For the “patient demographics” section, there was a comment suggesting clarification on whether the audit would ask for patients’ biological sex or gender identity. Several respondents remarked on the time-consuming and subjective nature of collecting diabetes complications information. Some comments enquired about the relevance of the smoking history and pack years in improving inpatient diabetes care. Many commented on the low feasibility of attaining the patient’s BMI from records, as height and weight are infrequently recorded. Some respondents questioned the value of collecting self-management data, currently one of the audit sections, in assessing the quality of inpatient diabetes management.
Regarding institutional glycaemic management, some commented on the time-consuming nature of gathering such data. There were discrepancies in respondents’ perceptions of which audit fields best reflect glycaemic management in an inpatient setting, especially the definition of “good diabetes days”.
In the “prescribing and drug management errors” section, several respondents commented that many of the audit fields on intravenous insulin infusions are highly subjective and time-consuming as they require clinical judgement.

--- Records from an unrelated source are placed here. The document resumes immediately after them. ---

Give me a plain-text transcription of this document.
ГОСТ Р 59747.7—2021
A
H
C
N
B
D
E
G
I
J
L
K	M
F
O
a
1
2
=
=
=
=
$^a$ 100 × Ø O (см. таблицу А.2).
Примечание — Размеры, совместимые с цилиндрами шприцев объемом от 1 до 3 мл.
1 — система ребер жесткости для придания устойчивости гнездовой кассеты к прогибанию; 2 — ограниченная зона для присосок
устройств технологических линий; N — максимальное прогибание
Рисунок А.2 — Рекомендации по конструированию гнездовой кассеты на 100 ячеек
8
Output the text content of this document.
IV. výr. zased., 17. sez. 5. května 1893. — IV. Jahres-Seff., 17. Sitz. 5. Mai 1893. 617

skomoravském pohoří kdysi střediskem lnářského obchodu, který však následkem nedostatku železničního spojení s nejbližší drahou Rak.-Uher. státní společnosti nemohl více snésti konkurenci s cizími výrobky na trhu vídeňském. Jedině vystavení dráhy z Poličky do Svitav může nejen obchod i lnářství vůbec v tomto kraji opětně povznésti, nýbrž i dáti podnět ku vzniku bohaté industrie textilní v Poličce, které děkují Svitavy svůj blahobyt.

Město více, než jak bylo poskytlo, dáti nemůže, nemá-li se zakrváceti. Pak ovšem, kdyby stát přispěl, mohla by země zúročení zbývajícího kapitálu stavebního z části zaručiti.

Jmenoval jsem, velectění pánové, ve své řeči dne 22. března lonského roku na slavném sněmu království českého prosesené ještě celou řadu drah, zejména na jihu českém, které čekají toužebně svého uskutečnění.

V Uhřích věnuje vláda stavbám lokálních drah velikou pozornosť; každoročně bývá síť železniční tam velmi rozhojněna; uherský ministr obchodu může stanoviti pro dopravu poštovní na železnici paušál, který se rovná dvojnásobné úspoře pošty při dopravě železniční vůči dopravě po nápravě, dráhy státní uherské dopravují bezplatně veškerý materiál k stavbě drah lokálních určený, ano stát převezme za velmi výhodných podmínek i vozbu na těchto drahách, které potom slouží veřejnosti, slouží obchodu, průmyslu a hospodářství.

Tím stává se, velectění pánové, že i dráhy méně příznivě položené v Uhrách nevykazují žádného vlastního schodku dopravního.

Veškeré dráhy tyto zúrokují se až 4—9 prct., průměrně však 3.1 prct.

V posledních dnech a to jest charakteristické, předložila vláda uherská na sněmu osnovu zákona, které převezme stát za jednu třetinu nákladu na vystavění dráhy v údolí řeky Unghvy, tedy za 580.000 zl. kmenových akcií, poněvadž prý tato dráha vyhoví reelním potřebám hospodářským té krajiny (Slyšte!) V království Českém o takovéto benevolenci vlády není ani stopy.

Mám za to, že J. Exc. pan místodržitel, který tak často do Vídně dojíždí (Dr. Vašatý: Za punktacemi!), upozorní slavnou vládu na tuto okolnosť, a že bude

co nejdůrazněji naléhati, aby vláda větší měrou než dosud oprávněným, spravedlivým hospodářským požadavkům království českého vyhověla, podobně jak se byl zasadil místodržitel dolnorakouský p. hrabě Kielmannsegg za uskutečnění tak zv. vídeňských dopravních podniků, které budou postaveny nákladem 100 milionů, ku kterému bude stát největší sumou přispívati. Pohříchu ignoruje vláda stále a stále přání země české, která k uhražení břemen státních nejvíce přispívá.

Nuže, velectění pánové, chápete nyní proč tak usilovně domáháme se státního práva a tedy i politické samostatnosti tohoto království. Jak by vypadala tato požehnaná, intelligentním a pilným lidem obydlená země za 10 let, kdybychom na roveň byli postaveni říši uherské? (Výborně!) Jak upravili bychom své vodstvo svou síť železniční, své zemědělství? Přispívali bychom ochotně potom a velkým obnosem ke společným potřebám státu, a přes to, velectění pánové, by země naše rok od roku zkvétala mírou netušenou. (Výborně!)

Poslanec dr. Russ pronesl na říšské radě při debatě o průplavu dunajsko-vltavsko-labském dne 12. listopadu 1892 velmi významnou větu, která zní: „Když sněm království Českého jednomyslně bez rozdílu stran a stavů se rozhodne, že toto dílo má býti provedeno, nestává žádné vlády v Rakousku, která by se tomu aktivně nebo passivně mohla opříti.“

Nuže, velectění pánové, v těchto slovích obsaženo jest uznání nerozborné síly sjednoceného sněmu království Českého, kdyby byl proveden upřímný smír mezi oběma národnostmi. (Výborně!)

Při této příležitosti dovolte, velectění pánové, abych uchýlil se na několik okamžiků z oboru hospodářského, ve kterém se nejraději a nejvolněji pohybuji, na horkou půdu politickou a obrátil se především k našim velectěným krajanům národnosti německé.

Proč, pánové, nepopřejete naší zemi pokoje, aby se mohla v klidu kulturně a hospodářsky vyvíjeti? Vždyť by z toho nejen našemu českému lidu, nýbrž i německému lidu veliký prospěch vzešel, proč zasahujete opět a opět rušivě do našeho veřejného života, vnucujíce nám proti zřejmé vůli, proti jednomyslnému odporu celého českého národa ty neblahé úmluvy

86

The “patient experience” section was considered low importance and feasibility, and the feedback reflected the many barriers to patients completing surveys, including health literacy and proficiency in the English language.
In summary, the free text comments generally expressed concerns about the time-consuming nature of inpatient diabetes audits for clinicians and the potential requirement for purpose-specific auditors to ease the auditing burden on clinicians, particularly for those working in institutions that do not use an EMR.